Sur la route de Cesson, les grévistes croisent des bus qui stationnent sur le bas-côté. « Ce n’est même pas vraiment un endroit de pause. Ils se mettent là parce qu’il y a de la place, c’est tout. Mais pas de toilettes ni rien, et c’est pas comme si le bus était un camping-car ! »

Ils arrivent en fait pendant la séance du comité de grève, chargé de préparer l’AG. Ils en profitent pour poser des questions :

« – Vous êtes encore combien en grève ?

– Là on est entre vingt et trente. Mais ce qu’il faut savoir c’est que les patrons et les syndicats ont appelé pendant le week-end, pour dire que la grève était finie. Donc beaucoup de collègues ont l’impression de s’être fait voler la grève : ils ne sont pas d’accord avec le protocole, ou ils ne savent même pas ce qu’il y a dedans. Mais ils ne savaient pas non plus qu’ils pouvaient continuer la grève !

– Et vous avez tourné sur les différents dépôts pour expliquer ça ?

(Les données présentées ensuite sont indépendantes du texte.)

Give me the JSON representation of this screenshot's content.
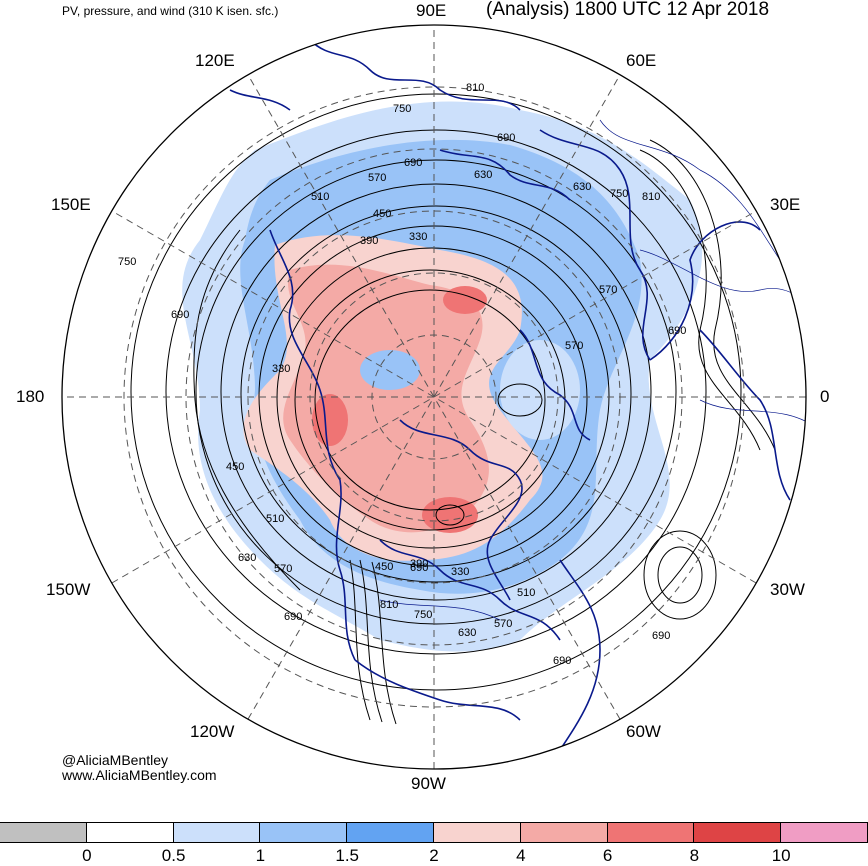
{
  "title": {
    "left": "PV, pressure, and wind (310 K isen. sfc.)",
    "right": "(Analysis) 1800 UTC 12 Apr 2018"
  },
  "credit": {
    "handle": "@AliciaMBentley",
    "url": "www.AliciaMBentley.com"
  },
  "longitude_labels": [
    "90E",
    "60E",
    "30E",
    "0",
    "30W",
    "60W",
    "90W",
    "120W",
    "150W",
    "180",
    "150E",
    "120E"
  ],
  "contour_labels": [
    "810",
    "750",
    "690",
    "690",
    "630",
    "570",
    "510",
    "450",
    "390",
    "330",
    "750",
    "690",
    "330",
    "450",
    "510",
    "630",
    "570",
    "690",
    "450",
    "390",
    "330",
    "810",
    "750",
    "630",
    "570",
    "510",
    "690",
    "690",
    "630",
    "750",
    "810",
    "570",
    "690",
    "570",
    "690"
  ],
  "colorbar": {
    "labels": [
      "0",
      "0.5",
      "1",
      "1.5",
      "2",
      "4",
      "6",
      "8",
      "10"
    ],
    "colors": [
      "#c0c0c0",
      "#ffffff",
      "#cce0fb",
      "#99c3f7",
      "#62a3f2",
      "#f8d3cf",
      "#f4aaa6",
      "#ef7474",
      "#de4445",
      "#f09dc4"
    ]
  },
  "colors": {
    "coastline": "#0a1a8c",
    "contour": "#000000",
    "pv_low": "#99c3f7",
    "pv_high": "#f4aaa6"
  }
}
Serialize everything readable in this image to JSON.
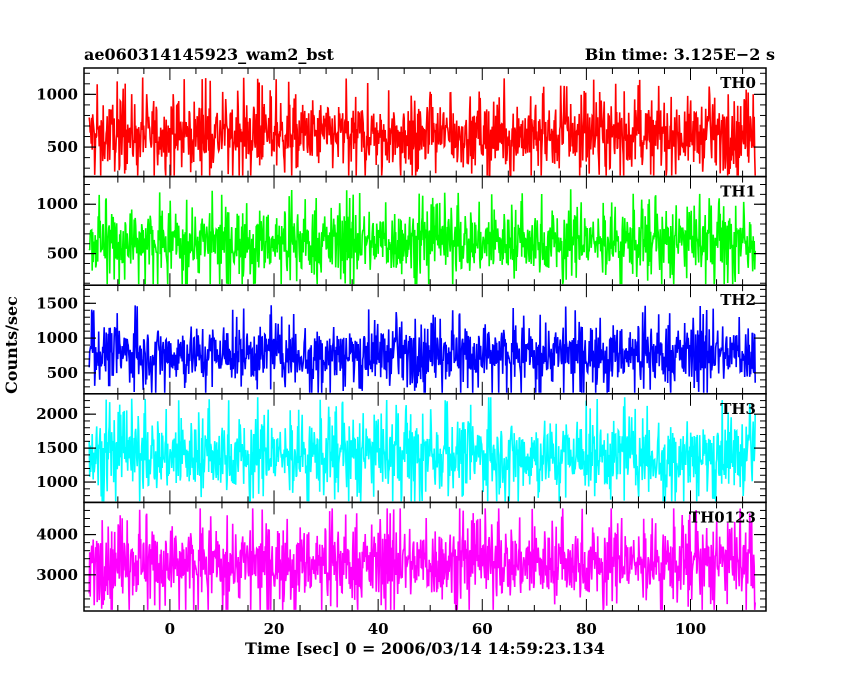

– Un peu à l’arrache hier, parce qu’on a mis du temps pour comprendre la situation et faire le tract. Mais c’est ce qu’on va faire aujourd’hui après l’AG.

– Et vous ne croyez pas que ça a cassé les pattes des collègues que les syndicats signent ?

– Oui c’est sûr, c’était même fait pour ça. Les patrons ont fait un accord pour que les syndicats signent, et ils ont signé pour arrêter la grève.

– Il faut dégager ces pourris !

– Non attends, les syndicats c’est les syndicats, la grève c’est la grève. On verra aux prochaines élections, mais l’important c’est la grève là. Donc on va faire une AG pour discuter de la situation et voir si on reconduit la grève. »

 

Le comité de grève

Puis la discussion s’engage entre les grévistes des trois dépôts de Sénart :

« – Certains qui ont arrêté ont eu peur, d’autres ne savaient pas. Si on va attraper les collègues dans leur bus, c’est sûr que certains vont reprendre, vu qu’ils font les mêmes roulements qu’avant la grève. C’est comme si la grève n’avait rien changé ! Donc demain on va peut-être être dix de plus, puis encore dix, puis cent !

– C’est pas sûr, il ne faut pas brûler les étapes. D’abord on va produire une explication. Par exemple, il faut bien expliquer que c’est encore possible de faire grève, avec le préavis qui reste. En plus, beaucoup voient le protocole comme une victoire, mais sans savoir ce qu’il y a dedans. Il faut bien leur expliquer ce qu’ils ont gagné. Tu ne peux pas directement les convaincre de se mettre en grève, ils viennent d’arrêter ! Il faut leur laisser le temps de comprendre et de faire leur choix.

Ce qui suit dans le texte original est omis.